Skip to content

Dataset reload

POST /api/v1/datasets/{name}/reload rebuilds a configured dataset from its existing source and publishes the new contents without a service restart. The endpoint is admin-only: it requires X-Admin-Token to match ADMIN_TOKEN, or a bearer token with the configured reload scope when OIDC auth is enabled.

curl -s -X POST \
  -H "X-Admin-Token: $ADMIN_TOKEN" \
  http://localhost:8080/api/v1/datasets/accidents/reload | jq
# { "dataset": "accidents", "rows": 7728394, "elapsed_ms": 1842 }

Reloads are serialized per dataset name, so two reloads of accidents queue behind each other. Reloads of different datasets may run in parallel. If a reload fails, the previously published dataset stays live.

DataFusion backend

For materialized DataFusion datasets, reload uses a service-level double-buffer:

  1. The backend reads the dataset source and builds a fresh DatasetState off to the side, including Arrow RecordBatch chunks and any equality indexes.
  2. The new provider is registered in the shared SessionContext.
  3. An ArcSwap publication step swaps the dataset snapshot map.
  4. Requests that already captured the old Arc<DatasetState> keep running against it; new requests see the new state.
  5. The old Arrow buffers are freed once the last in-flight request drops its reference.

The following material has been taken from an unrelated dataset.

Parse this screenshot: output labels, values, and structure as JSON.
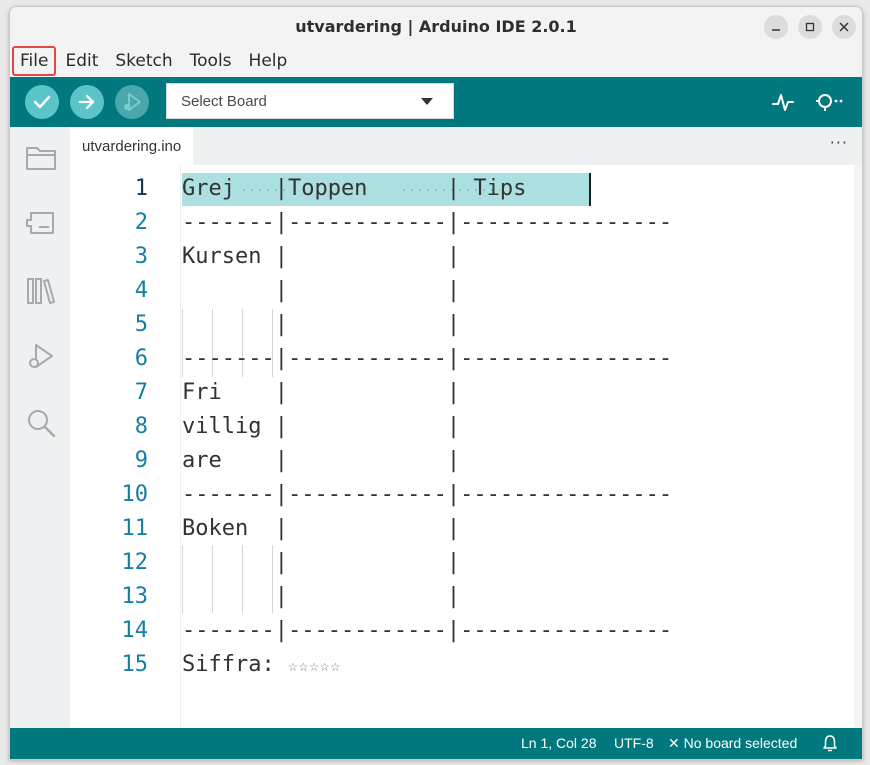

This gives zero-downtime publication and failure safety, but it has a memory trade-off: while reload is building, the old and new copies of the dataset coexist. For large materialized datasets, peak RSS can approach roughly twice the dataset size plus index overhead. Lazy DataFusion datasets avoid resident Arrow buffers, but still re-register their table provider and publish new metadata through the same snapshot mechanism.

DuckDB backend

DuckDB does not need DataPress to hold a second full Arrow copy of the dataset. Reload is delegated to DuckDB as an ACID transaction with:

CREATE OR REPLACE TABLE dataset AS SELECT * FROM read_parquet(...);

or the equivalent scan for Delta/S3 sources. DuckDB executes that as a transactional catalog/table replacement: if the source read or table creation fails, the existing table remains available; if it succeeds, the replacement becomes visible atomically to later queries. In-flight queries continue against the snapshot they started with, using DuckDB's own transaction and MVCC semantics.

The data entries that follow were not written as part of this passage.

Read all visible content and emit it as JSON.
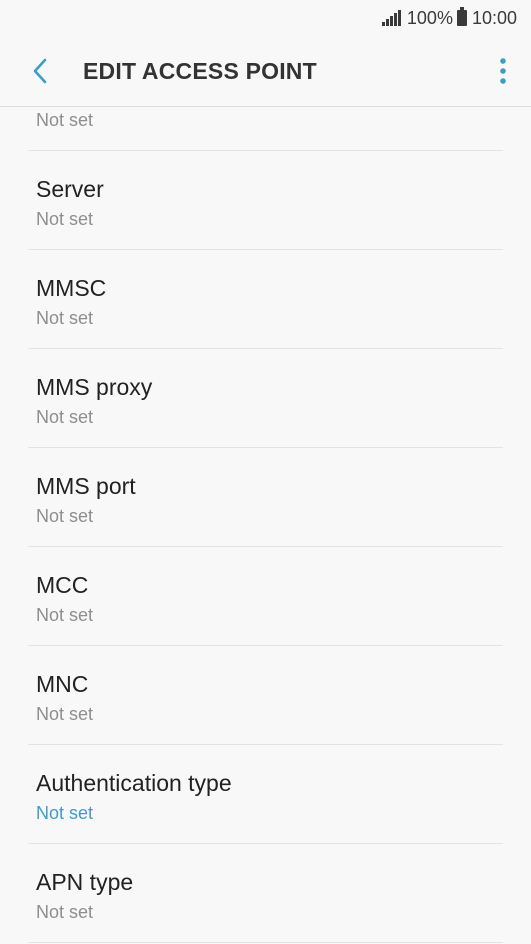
{
  "status_bar": {
    "battery_percent": "100%",
    "time": "10:00",
    "signal_icon": "signal-icon",
    "battery_icon": "battery-icon"
  },
  "app_bar": {
    "title": "EDIT ACCESS POINT",
    "back_icon": "chevron-left-icon",
    "more_icon": "more-vert-icon",
    "accent_color": "#3d9ec4"
  },
  "list": {
    "partial_value": "Not set",
    "items": [
      {
        "label": "Server",
        "value": "Not set"
      },
      {
        "label": "MMSC",
        "value": "Not set"
      },
      {
        "label": "MMS proxy",
        "value": "Not set"
      },
      {
        "label": "MMS port",
        "value": "Not set"
      },
      {
        "label": "MCC",
        "value": "Not set"
      },
      {
        "label": "MNC",
        "value": "Not set"
      },
      {
        "label": "Authentication type",
        "value": "Not set"
      },
      {
        "label": "APN type",
        "value": "Not set"
      }
    ]
  }
}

After DuckDB publishes the replacement table, DataPress refreshes the cached schema and row count used by /schema and /api/v1/datasets. Those metadata maps are small and are swapped under short-lived Rust locks. The heavy data path is handled by DuckDB rather than by a DataPress-owned double buffer.

The practical result is similar at the HTTP API level: clients either see the old dataset or the new dataset, never a partially loaded one. The resource profile differs: DuckDB relies on its engine and buffer manager, whereas materialized DataFusion temporarily keeps old and new Arrow resident data in process memory.